With improved technology, metrology near or on the production line now produces results accurate enough and repeatable enough to provide dimensional verification. The cost and time savings of not having to move the part is enormous. “People are looking to understand how they can use that information more quickly at the site of the manufacturing experience, rather than waiting to get that information back from somewhere else down the line” or from a quality room, said Everling.
Integration with a Purpose
There is a more ambitious goal: closed-loop manufacturing. This is becoming more important in big, complex operations like manufacturing automotive body-in-white because of the increased turnover and model variety the industry deals with today, according to Everling. “Every time they turn those lines over, there’s a huge cost for all those OEMs in terms of getting that line up and running properly. And if they can reduce that time drastically, they can save a ton of money,” he said.

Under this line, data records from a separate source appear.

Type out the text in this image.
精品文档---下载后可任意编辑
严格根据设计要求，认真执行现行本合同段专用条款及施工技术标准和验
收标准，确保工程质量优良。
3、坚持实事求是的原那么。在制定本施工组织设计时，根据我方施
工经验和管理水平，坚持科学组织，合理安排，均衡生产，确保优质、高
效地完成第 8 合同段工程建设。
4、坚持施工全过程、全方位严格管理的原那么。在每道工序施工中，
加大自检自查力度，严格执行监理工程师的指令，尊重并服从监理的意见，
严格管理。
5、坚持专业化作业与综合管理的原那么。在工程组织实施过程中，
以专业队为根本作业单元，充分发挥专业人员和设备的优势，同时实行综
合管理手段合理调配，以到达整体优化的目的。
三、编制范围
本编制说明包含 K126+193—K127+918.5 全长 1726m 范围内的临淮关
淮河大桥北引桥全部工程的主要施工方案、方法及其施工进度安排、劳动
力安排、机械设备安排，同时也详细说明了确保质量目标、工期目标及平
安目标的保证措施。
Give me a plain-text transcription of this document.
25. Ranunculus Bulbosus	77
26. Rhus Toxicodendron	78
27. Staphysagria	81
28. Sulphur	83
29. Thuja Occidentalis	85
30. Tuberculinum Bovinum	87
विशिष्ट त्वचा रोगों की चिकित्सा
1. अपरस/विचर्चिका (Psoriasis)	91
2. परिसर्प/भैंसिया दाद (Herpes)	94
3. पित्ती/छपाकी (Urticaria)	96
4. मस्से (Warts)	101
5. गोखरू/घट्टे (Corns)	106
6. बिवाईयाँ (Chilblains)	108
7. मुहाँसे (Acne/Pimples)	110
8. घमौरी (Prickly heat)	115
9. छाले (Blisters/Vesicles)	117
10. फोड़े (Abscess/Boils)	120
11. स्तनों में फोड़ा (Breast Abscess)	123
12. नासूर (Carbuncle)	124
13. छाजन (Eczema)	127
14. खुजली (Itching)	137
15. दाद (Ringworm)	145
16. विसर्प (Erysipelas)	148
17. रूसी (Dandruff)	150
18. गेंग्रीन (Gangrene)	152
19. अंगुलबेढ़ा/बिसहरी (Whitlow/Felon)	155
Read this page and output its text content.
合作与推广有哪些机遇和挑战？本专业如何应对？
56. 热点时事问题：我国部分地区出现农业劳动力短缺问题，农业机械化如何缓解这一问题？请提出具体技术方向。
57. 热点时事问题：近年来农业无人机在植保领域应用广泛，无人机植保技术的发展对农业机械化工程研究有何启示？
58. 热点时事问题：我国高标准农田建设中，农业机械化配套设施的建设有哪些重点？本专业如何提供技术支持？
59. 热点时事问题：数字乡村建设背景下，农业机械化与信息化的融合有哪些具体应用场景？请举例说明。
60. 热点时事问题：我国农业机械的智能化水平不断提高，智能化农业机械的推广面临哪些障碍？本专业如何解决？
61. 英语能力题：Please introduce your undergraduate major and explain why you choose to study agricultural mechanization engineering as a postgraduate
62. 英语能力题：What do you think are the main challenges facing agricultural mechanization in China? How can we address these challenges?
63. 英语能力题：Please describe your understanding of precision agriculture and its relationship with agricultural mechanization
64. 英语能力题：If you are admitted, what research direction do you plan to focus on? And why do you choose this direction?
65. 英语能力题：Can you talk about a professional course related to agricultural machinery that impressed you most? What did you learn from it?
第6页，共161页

Hexagon offers a variety of equipment for shop floor metrology, including two lines of ruggedized CMMs: the SF series and the Leitz SIRIO series. The newest of the SF series is the TIGO SF with a measurement volume of 500 x 580 x 500 mm with a maximum permissible accuracy (E0,MPE) of 2.2 + L/300 µm. Hexagon designed it for the shop floor by allowing access from three sides and engineering its operating temperature range to an optional maximum of 15° to 40˚ C. Hexagon also offers lines of structured light systems, laser scanners and portable arm CMMs for use in or near manufacturing lines.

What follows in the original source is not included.